Kalinowski pointed out that the deal is part of McDonald’s strategy to attract inflation-stricken consumers back to its locations, with the hope that once customers are inside, they will purchase additional items beyond the $5 meal.
However, the actual profit from these deals hinges on various factors, including the costs of ingredients, labor, and overhead expenses. Arlene Spiegel, president of a consulting firm, described the $5 meal deal as “more promotional than profitable.”
Spiegel noted that while this offer may entice diners to return, it does not necessarily translate to increased profits for franchisees. Approximately 95% of McDonald’s locations are franchisee-owned, meaning individual owners establish their own prices and bear the burden of extra costs such as rent, insurance, permits, and taxes.
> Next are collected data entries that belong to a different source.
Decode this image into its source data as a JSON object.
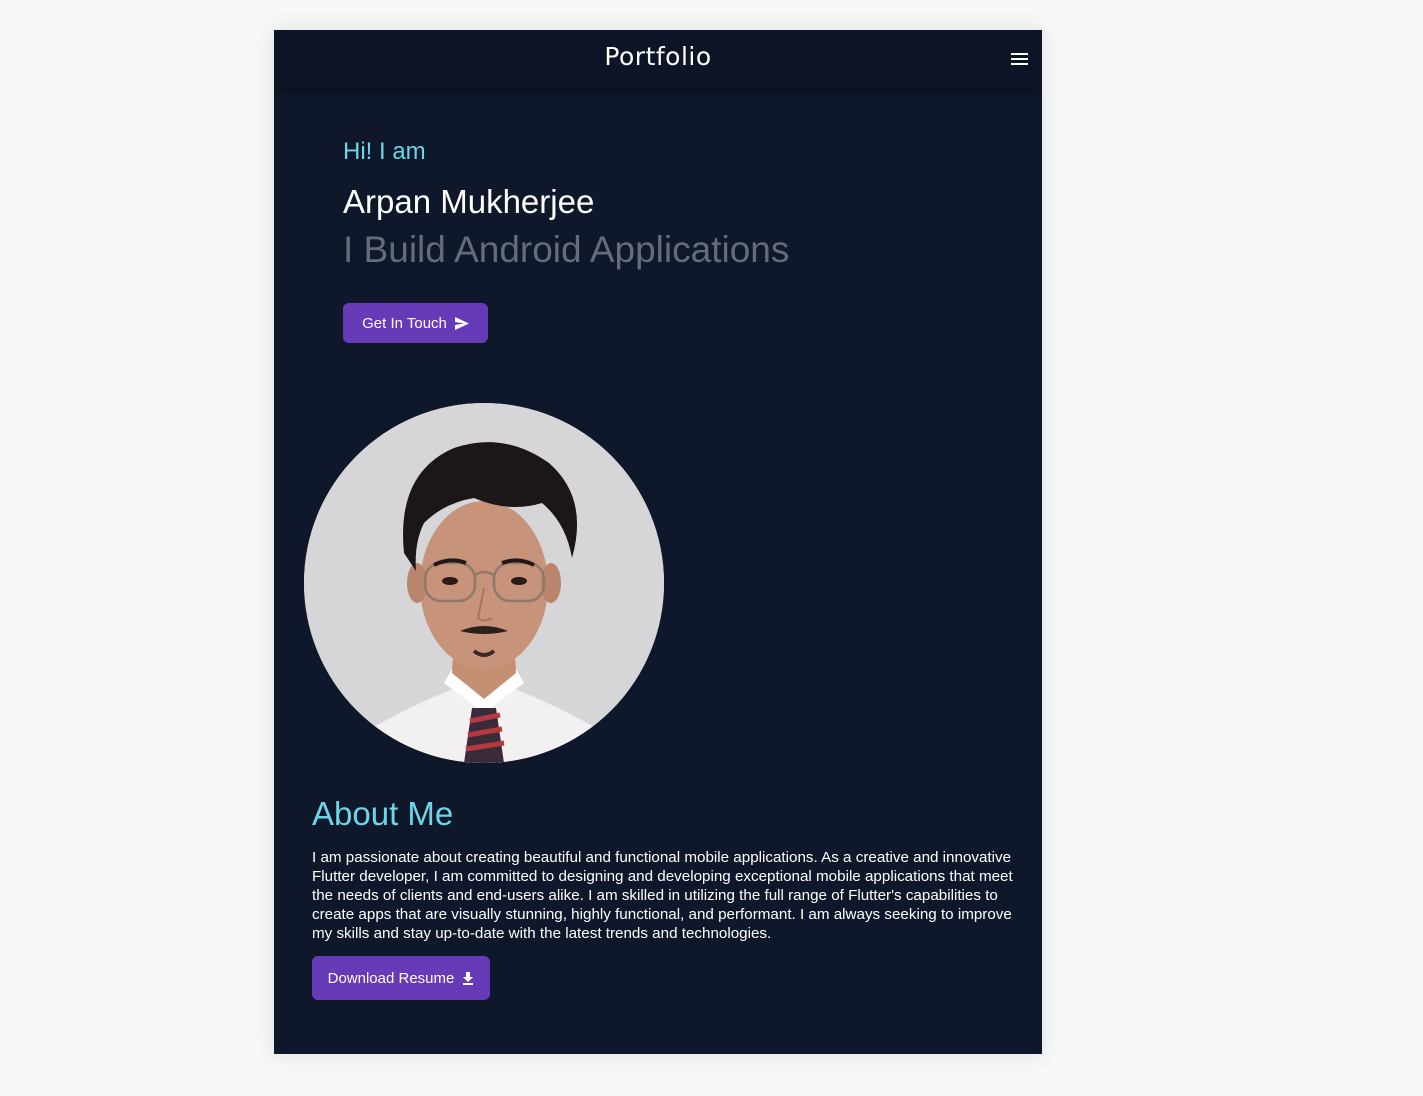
{
  "header": {
    "brand": "Portfolio",
    "menu_icon": "menu-icon"
  },
  "hero": {
    "greeting": "Hi! I am",
    "name": "Arpan Mukherjee",
    "tagline": "I Build Android Applications",
    "cta_label": "Get In Touch",
    "cta_icon": "send-icon"
  },
  "about": {
    "title": "About Me",
    "text": "I am passionate about creating beautiful and functional mobile applications. As a creative and innovative Flutter developer, I am committed to designing and developing exceptional mobile applications that meet the needs of clients and end-users alike. I am skilled in utilizing the full range of Flutter's capabilities to create apps that are visually stunning, highly functional, and performant. I am always seeking to improve my skills and stay up-to-date with the latest trends and technologies.",
    "resume_label": "Download Resume",
    "resume_icon": "download-icon"
  },
  "colors": {
    "background": "#0f172a",
    "accent": "#6cd6e8",
    "button": "#673ab7",
    "tagline": "#656c78"
  }
}
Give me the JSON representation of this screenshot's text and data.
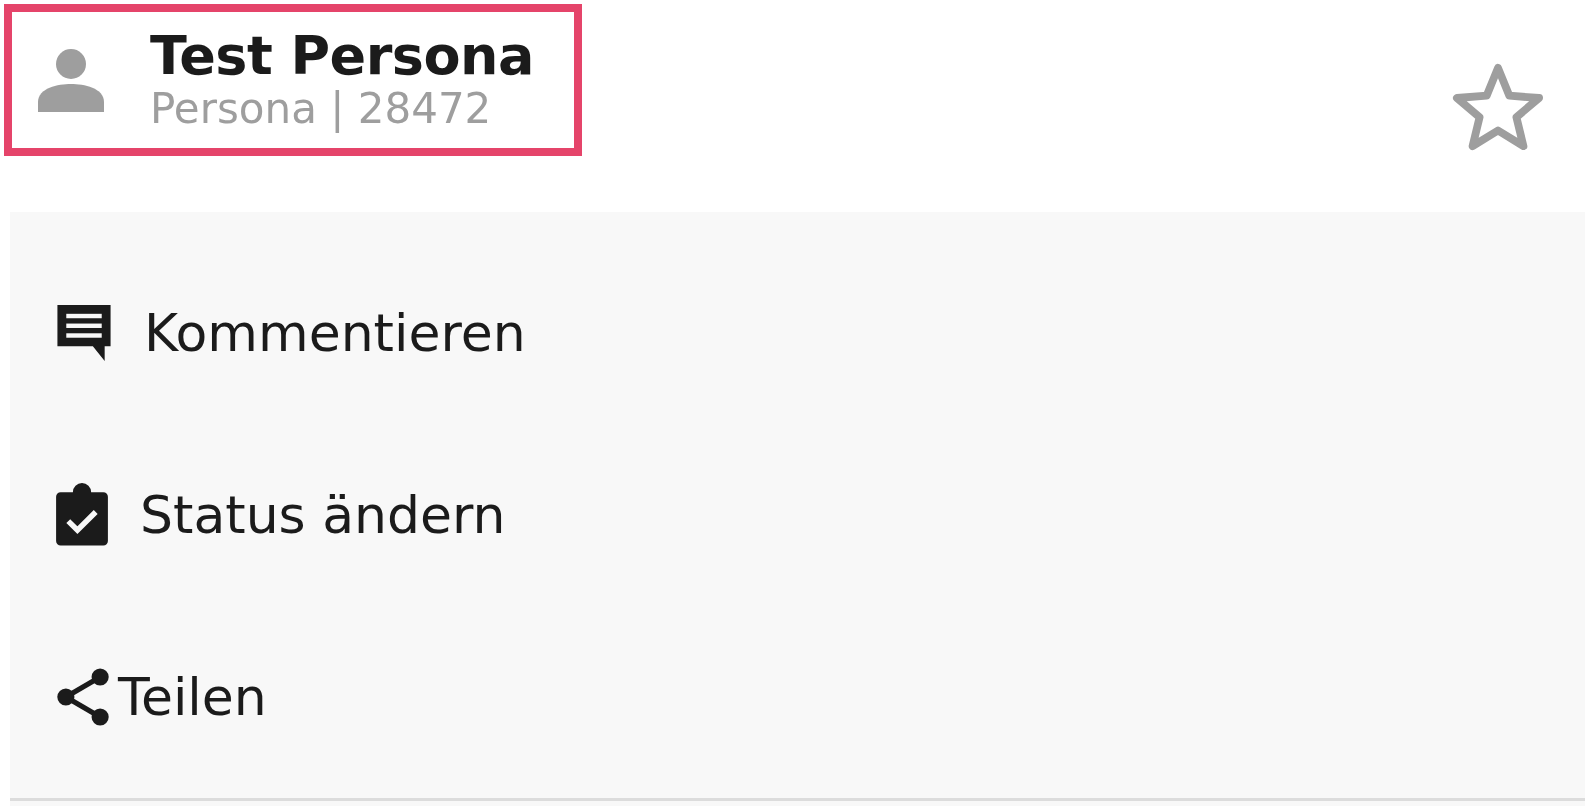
{
  "header": {
    "title": "Test Persona",
    "subtitle": "Persona | 28472",
    "highlighted": true,
    "favorite": false
  },
  "actions": [
    {
      "kind": "comment",
      "label": "Kommentieren"
    },
    {
      "kind": "status",
      "label": "Status ändern"
    },
    {
      "kind": "share",
      "label": "Teilen"
    }
  ]
}
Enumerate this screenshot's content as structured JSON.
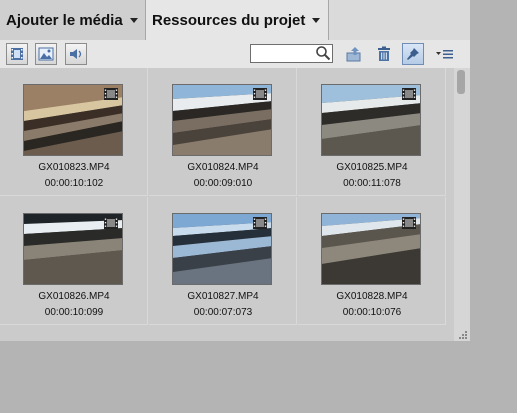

In a statement made in May, McDonald’s U.S. president Joe Erlinger explained that franchisees often utilize promotional deals like the $5 meal to manage their overhead costs. Still, Spiegel emphasized that the meal deal serves more as a “loss leader” aimed at attracting and retaining customers. With the additional expenses associated with labor, packaging, condiments, delivery, and marketing factored in, she remarked that owners may completely eliminate any profit from the items included in the deal.